And this is not speculation. This is not a situation where we anticipate a possible threat in the future.
And my job as commander in chief will be to make sure that we strike anybody who would do America harm when we have actionable intelligence do to that.
GIBSON: Senator Edwards, do you agree with him?
EDWARDS: If I as president of the United States know where Osama bin Laden is, I would go get him, period.
This man is the mastermind of a mass murder in the United States of America. He is public enemy number one, as Al Qaida is.
But I would add, this has to be put into a bigger context of what should America be doing over the long term to deal with this whole issue of nuclear proliferation? Because if you look at Pakistan, it's a perfect vehicle for actually thinking about this issue.
Here's an unstable leader, Musharraf, in a country with a serious radical -- violently radical element that could, under some circumstances, take over the government.
If they did, they would have control of a nuclear weapon. They could either use it, or they could turn it over to a terrorist organization to be used against America or some of our allies.
I think the bigger picture on this is, what do we do over the long term?
Because what we're doing now is essentially an ad hoc, nation-by- nation, case-by-case basis of trying to control the spread of this nuclear technology.
EDWARDS: In the short term, that is exactly what we should do and what I would do as president of the United States. But A.Q. Khan, who developed the nuclear weapon for Pakistan, we know has already spread some of this technology to other places.
And I think this ad hoc policy does not work over the long term. And what I believe we should be doing over the long term and what I will do as president of the United States, besides dealing with these short-term threats -- which are very serious and should be taken seriously -- I, as president of the United States, want to do what some Republicans and some Democrats have said, which is to lead a long-term initiative -- international initiative -- to actually rid the world of nuclear weapons, because that is the only way to make the world safer and secure and to keep America safe.
GIBSON: Well, you led me right up to the point of what you'd do if the Islamic radicals actually took control of the Pakistani government and, therefore, were in control of nuclear weapons, and then you went away from that. But I'll come back to that in a moment.

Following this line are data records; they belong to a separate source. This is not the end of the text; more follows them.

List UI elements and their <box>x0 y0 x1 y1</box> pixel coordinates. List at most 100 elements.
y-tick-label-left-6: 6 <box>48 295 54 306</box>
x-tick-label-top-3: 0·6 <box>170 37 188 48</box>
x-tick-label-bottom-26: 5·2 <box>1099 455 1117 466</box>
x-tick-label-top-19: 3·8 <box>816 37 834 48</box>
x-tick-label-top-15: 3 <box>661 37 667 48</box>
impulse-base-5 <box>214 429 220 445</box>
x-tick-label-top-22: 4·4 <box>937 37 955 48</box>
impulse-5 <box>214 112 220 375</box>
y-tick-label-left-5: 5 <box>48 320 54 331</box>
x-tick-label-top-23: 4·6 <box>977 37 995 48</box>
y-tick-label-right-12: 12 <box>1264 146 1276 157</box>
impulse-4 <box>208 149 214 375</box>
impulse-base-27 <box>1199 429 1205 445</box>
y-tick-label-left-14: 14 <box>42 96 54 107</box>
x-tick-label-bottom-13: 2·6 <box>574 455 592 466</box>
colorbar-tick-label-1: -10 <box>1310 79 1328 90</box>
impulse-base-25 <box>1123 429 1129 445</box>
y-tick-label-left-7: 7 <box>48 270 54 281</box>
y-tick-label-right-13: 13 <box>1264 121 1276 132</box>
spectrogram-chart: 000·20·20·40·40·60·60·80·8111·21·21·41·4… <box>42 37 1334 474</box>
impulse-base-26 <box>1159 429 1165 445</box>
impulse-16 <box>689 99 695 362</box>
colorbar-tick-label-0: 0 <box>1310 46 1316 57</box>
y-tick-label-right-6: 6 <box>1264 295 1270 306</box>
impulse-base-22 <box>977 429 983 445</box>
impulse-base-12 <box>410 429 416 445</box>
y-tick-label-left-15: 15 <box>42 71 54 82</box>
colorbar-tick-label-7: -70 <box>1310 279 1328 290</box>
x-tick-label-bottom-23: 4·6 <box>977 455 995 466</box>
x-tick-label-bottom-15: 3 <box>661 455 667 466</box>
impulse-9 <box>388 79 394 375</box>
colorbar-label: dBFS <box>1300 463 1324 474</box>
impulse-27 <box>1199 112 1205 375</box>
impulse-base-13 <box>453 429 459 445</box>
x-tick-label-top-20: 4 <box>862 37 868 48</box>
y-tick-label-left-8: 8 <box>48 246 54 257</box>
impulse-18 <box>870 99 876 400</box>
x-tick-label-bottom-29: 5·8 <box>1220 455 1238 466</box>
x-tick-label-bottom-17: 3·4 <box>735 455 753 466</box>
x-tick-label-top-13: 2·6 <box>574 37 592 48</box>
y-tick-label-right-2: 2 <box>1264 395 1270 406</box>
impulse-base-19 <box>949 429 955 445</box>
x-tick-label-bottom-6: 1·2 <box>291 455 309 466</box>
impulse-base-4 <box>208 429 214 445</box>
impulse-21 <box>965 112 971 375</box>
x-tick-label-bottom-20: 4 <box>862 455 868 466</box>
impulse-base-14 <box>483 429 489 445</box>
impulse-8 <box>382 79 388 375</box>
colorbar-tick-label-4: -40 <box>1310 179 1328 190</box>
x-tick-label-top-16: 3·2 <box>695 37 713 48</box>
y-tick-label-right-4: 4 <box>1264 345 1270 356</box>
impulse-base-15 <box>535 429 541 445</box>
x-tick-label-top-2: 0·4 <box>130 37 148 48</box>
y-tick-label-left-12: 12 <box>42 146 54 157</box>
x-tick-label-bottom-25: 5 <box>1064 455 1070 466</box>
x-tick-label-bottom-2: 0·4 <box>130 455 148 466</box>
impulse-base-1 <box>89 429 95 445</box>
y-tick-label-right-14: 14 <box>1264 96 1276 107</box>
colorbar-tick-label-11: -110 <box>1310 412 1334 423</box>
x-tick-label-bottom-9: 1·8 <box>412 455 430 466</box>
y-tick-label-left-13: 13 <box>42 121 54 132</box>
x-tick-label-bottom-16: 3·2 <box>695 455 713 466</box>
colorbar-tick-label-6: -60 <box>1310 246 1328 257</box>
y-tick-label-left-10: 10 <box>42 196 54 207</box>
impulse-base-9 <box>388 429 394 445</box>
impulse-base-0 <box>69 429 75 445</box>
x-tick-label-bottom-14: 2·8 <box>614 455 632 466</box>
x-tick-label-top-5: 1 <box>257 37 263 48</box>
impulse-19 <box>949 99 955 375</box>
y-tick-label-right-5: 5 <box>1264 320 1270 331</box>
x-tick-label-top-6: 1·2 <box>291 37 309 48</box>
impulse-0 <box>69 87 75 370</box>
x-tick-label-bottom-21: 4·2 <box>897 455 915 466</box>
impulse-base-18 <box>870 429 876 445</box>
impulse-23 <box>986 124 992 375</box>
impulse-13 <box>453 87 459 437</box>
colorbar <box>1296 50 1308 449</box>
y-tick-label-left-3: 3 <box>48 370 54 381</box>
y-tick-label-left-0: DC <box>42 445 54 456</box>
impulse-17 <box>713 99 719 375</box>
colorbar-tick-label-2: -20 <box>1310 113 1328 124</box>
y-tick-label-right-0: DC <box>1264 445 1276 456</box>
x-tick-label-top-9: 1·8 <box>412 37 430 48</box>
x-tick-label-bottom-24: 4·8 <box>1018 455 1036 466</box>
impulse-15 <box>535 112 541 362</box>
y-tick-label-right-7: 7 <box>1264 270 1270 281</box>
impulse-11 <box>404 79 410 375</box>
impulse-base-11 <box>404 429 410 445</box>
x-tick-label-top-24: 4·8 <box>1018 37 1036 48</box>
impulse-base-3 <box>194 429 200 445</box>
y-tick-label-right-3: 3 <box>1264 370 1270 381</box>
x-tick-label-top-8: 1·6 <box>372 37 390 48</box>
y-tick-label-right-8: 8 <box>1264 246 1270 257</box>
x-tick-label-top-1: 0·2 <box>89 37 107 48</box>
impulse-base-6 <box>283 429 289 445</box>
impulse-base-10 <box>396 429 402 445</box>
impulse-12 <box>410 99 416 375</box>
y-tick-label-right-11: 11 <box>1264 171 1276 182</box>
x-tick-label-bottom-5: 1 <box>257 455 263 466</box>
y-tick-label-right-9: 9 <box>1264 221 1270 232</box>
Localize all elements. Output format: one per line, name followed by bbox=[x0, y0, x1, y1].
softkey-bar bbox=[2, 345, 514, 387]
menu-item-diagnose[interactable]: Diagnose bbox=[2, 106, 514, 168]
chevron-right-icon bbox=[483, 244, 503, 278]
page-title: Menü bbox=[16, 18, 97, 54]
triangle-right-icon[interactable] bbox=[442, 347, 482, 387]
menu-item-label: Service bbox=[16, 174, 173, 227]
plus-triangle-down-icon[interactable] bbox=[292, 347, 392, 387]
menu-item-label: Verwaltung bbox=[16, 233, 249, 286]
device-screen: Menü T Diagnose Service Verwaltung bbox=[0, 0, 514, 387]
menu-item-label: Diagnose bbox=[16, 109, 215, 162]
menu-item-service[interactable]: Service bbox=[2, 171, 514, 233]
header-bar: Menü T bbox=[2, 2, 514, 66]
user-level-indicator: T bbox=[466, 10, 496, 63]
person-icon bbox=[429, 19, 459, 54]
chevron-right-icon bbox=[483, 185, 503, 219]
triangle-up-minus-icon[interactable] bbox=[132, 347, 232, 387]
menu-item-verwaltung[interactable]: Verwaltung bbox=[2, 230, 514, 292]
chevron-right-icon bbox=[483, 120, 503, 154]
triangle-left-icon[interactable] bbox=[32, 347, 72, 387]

RICHARDSON: In any foreign policy decision, I would use diplomacy first, in response to your question.
RICHARDSON: And that basically means that the last thing we need in the Muslim world is another action like Iraq, which is going to inflame the Muslim world in a horrendous way.
Now, here's what I would do.
First, with Pakistan, here is an example of a country, a potentially failed nation-state with nuclear weapons. What a president must do is have a foreign policy of principles and realism.
And the Bush foreign policy, with Musharraf, we get the worst of all worlds. We had a situation where he has not gone after Al Qaida in his own country, despite the fact that we've given him $11 billion. And he's also severely damaged the constitution. He's basically said that he is the supreme dictator. So we have the worst of all worlds.